The increased scrutiny on cosmetology regulations at the state level follows a federal Department of Education effort, starting in 2009, to crack down on for-profit schools that charge high tuitions for credentials that do not lead to well-paying jobs. For each program, the department compiled so-called gainful employment information, which compared student debt with earnings after graduation and issued ratings. The figure for all programs nationally was 24 percent. Cosmetology programs fared particularly poorly: Nearly 40 percent of them, including 12 in Iowa, either failed or were in a warning “zone,” indicating that their students were not making enough to comfortably pay back their debts.

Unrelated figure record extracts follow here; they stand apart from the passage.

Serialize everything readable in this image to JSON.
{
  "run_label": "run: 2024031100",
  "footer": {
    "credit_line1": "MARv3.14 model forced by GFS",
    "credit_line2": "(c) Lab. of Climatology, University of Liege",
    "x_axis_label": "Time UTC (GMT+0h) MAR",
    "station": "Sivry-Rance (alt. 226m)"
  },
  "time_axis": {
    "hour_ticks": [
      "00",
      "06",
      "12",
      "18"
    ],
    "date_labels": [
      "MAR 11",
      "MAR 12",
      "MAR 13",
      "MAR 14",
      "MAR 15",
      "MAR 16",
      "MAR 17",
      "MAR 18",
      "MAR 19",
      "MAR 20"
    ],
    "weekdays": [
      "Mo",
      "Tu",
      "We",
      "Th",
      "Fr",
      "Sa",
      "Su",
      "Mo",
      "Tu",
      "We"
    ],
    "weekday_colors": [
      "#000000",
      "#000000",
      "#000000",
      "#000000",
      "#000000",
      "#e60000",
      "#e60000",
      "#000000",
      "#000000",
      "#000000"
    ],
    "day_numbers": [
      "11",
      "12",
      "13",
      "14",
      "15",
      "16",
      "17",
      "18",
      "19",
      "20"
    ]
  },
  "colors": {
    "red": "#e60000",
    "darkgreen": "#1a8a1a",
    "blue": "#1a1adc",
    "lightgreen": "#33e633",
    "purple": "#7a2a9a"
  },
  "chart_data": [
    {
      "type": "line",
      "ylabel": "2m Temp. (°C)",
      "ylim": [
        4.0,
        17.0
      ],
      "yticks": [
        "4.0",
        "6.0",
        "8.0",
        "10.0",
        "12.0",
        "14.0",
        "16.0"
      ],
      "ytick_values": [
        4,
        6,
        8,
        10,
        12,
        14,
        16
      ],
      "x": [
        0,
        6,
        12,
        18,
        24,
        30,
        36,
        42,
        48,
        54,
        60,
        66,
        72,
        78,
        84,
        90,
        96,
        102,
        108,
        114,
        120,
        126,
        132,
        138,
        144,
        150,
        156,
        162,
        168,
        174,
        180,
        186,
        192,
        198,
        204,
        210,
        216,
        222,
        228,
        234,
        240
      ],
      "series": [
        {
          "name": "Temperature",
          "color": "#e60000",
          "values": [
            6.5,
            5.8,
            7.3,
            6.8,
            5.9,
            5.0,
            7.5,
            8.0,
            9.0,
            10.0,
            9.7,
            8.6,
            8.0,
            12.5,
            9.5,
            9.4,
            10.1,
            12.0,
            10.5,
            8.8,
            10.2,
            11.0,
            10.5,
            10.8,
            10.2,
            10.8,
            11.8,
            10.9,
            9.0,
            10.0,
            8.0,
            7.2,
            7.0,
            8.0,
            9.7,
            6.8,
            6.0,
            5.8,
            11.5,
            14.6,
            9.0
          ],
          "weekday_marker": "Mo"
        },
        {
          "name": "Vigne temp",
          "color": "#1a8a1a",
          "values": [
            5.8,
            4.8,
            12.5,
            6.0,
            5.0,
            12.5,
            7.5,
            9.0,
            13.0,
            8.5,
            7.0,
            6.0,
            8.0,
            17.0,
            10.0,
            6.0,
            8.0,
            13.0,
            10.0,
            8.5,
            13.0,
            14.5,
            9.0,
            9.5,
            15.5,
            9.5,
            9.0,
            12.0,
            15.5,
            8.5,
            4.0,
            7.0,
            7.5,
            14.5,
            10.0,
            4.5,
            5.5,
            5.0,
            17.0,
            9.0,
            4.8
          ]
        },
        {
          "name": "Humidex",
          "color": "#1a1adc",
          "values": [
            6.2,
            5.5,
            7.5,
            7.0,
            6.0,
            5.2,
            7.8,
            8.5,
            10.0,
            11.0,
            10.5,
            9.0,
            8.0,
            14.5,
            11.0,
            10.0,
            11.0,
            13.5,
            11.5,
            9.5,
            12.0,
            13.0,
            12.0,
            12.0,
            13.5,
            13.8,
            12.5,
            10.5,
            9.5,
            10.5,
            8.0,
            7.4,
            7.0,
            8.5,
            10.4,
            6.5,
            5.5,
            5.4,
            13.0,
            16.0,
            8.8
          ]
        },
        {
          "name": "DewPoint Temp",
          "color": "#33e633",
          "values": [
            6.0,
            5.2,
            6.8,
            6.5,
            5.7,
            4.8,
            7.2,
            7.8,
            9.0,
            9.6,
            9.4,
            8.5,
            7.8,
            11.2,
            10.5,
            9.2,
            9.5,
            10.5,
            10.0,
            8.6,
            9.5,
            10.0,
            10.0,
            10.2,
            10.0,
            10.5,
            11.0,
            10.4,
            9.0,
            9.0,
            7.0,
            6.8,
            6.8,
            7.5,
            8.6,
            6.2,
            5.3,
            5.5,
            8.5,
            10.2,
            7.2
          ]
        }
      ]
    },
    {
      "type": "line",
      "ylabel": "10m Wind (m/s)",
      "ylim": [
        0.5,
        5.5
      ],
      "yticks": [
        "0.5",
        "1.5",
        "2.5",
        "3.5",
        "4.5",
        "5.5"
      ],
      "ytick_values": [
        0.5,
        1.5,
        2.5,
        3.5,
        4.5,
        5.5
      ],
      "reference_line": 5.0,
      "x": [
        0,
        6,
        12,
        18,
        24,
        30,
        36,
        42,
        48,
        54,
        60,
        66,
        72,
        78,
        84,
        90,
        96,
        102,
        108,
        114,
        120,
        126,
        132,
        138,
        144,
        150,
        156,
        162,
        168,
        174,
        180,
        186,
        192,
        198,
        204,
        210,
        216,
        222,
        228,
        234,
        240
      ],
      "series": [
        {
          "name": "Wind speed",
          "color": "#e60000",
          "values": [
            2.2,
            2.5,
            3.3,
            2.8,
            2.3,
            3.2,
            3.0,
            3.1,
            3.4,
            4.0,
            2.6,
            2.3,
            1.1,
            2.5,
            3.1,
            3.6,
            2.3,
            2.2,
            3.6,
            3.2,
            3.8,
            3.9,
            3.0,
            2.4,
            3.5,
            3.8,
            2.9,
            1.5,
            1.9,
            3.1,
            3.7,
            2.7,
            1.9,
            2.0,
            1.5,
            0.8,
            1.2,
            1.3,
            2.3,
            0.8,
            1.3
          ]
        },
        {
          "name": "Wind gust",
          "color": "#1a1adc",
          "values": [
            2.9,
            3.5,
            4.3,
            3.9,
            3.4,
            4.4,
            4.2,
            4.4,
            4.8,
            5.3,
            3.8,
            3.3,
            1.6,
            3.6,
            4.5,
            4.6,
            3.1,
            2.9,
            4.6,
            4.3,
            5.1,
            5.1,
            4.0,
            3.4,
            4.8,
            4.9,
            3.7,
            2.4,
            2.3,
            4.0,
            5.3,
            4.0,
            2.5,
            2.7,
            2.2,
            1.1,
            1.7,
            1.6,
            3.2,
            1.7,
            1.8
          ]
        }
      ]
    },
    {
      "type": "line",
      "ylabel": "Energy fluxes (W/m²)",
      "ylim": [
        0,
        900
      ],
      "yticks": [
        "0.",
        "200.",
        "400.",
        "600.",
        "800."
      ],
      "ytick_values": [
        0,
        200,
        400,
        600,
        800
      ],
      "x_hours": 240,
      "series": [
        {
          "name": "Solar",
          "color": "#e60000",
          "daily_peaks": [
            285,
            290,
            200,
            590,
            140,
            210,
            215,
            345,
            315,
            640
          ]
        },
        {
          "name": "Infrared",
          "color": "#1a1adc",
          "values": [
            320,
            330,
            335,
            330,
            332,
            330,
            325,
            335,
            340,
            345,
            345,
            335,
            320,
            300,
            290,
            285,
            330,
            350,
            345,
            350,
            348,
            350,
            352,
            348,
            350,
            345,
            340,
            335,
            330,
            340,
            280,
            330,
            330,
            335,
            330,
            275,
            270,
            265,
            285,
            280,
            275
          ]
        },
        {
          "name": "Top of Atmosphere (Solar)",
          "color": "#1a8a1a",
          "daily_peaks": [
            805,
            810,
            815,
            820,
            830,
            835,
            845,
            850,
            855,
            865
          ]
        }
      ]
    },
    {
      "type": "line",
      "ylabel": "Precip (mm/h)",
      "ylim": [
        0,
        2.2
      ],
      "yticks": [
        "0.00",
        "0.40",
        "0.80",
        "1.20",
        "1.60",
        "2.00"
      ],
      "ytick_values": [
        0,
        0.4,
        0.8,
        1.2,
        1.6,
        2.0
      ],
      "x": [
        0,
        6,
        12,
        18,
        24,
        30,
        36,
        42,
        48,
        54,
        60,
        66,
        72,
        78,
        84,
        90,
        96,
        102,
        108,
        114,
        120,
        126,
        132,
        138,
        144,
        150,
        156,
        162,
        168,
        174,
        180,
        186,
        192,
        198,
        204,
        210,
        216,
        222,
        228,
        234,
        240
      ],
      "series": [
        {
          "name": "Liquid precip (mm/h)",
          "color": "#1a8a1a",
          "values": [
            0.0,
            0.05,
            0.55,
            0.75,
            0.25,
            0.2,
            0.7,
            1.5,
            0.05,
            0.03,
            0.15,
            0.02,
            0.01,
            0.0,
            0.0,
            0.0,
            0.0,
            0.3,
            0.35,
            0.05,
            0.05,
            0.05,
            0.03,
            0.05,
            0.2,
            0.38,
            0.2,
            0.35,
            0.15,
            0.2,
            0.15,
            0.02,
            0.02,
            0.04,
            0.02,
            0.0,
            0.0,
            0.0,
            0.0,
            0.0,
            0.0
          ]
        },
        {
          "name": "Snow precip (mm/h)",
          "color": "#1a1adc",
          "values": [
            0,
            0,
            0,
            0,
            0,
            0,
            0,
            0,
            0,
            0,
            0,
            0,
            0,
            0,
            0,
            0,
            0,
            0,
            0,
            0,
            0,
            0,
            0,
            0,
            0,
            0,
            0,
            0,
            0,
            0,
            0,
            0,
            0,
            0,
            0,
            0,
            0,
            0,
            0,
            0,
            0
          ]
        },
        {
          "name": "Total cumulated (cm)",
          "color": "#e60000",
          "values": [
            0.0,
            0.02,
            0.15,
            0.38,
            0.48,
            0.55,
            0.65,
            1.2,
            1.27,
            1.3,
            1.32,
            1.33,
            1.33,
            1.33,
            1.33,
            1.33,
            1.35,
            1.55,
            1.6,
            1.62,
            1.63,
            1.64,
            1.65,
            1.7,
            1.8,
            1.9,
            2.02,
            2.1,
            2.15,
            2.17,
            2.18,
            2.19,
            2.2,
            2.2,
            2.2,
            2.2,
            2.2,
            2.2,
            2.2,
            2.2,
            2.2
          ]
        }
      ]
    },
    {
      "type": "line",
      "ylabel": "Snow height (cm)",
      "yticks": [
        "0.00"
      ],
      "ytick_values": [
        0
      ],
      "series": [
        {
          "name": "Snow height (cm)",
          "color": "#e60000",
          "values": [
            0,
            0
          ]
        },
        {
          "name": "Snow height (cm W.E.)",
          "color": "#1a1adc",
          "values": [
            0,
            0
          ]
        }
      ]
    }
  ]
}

Cosmetology schools say the numbers do not accurately capture what their graduates earn in an industry with so many tips. And it is true that cosmetologists have the potential to make a good living. According to the Bureau of Labor Statistics, the median annual wage for a cosmetologist is $24,850. Those in the top 10 percent earn more than $50,000, or nearly $25 an hour. The problem is that most of these professionals flounder for years before getting to that point, if they reach it at all. After more than seven years on the job, Ms. Lozano finally got a raise. But that meant the loan payments she had been able to defer came due. The money she’ll use to finish paying them most likely won’t come from haircuts. Ms. Lozano plans to go back to school to become a registered nurse. If she’s able to find a position in that line of work, she could more than double her current salary. And it will give her and her daughter, who wants to be a doctor, another thing to bond over. “I told her she wasn’t allowed to go to school for hair,” Ms. Lozano said. “I don’t want her going through the same thing that I did — the debt, and everything after the fact. I won’t let her do it.”